A large new feature near Ra Patera has also been seen by HST. Images from Galileo also show many changes from the time of Voyager's encounter. These observations confirm that Io's surface is very active indeed.
Some of the hottest spots on Io may reach temperatures as high as 2000 K though the average is much lower, about 130 K. These hot spots are the principal mechanism by which Io loses its heat.
The Io Torus and the Io Flux Tube
As we have already seen Io influences and is strongly influenced by Jupiter's magnetic field. The moon orbits within the field, and material ejected from its surface by volcanoes (and by the charged particle bombardment from the material already trapped in Jupiter's magnetic field) is a primary source of the charged particles in the Jovian magnetic field.
These particles (primarily sulfur and oxygen) have a high concentration in a doughnut shaped region surrounding Io's orbit called the Io Torus.

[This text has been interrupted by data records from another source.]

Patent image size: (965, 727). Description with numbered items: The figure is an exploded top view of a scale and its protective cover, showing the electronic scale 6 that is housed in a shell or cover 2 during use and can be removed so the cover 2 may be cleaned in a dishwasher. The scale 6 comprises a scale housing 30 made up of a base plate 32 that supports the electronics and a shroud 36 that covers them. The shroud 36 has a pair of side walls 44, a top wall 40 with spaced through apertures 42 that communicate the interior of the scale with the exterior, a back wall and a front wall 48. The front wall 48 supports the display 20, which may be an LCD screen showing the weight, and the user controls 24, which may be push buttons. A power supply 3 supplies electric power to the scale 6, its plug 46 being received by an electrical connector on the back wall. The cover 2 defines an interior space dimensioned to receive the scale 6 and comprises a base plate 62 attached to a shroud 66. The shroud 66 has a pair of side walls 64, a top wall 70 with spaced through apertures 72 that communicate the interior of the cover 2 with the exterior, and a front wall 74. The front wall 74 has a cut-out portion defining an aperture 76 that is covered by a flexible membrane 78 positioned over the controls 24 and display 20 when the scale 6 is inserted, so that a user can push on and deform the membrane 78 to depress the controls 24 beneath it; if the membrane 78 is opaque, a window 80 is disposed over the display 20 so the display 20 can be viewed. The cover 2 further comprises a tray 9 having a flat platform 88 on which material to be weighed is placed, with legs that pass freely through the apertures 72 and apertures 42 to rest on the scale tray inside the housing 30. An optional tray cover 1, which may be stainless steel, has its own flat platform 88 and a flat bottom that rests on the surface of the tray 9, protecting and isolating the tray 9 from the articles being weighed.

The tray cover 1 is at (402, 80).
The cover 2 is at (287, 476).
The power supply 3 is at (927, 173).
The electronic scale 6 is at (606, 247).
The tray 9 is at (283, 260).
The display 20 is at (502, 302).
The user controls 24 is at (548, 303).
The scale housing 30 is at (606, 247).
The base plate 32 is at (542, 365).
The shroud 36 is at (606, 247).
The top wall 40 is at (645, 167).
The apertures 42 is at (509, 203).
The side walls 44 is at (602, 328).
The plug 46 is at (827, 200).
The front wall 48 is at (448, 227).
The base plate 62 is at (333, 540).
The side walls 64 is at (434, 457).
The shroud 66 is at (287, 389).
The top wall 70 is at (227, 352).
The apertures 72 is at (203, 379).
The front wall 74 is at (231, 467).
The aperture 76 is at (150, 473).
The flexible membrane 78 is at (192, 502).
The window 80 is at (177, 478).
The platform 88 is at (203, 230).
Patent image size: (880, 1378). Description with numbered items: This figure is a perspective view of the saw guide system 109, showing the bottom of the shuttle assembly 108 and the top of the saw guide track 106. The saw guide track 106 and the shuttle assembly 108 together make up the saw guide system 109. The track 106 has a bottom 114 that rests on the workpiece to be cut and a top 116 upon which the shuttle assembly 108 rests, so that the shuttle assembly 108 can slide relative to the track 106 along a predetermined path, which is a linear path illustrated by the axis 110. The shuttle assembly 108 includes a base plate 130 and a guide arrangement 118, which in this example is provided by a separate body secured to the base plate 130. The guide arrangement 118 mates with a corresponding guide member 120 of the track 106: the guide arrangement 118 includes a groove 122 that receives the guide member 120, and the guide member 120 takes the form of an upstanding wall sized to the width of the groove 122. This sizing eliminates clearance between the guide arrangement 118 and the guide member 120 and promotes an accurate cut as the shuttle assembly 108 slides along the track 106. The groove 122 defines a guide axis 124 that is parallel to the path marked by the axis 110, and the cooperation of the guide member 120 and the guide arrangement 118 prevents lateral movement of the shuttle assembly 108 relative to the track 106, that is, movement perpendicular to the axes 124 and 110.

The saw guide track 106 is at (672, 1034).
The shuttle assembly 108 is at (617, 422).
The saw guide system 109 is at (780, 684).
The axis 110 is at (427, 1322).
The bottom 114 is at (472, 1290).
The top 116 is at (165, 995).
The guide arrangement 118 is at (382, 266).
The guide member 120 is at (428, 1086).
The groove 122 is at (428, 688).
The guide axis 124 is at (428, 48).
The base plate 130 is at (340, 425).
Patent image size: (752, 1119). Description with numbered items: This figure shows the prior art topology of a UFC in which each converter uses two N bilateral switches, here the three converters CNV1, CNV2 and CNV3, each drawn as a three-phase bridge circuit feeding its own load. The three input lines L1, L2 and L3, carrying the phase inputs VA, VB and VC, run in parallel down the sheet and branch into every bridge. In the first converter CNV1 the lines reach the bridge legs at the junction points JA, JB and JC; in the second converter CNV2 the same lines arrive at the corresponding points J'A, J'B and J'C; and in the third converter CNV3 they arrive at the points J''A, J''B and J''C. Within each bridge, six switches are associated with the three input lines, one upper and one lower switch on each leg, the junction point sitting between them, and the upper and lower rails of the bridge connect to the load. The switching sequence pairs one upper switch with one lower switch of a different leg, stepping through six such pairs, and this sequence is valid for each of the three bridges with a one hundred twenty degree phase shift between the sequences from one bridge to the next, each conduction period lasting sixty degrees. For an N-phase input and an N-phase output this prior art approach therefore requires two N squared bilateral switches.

As Io moves around its orbit in the strong magnetic field of Jupiter and through this plasma torus, a huge electrical current is set up between Io and Jupiter in a cylinder of highly concentrated magnetic flux called the Io Flux Tube. The Flux Tube has a power output of about 2 trillion watts, comparable to the amount of all manmade power produced on Earth. It is responsible for bursts of radio frequency radiation long detected on Earth.
Io has a thin atmosphere composed of sulfur dioxide and perhaps some other gases.
Unlike the other Galilean satellites, Io has little or no water. This is probably because Jupiter was hot enough early in the evolution of the solar system to drive off the volatile elements in the vicinity of Io but not so hot to do so farther out.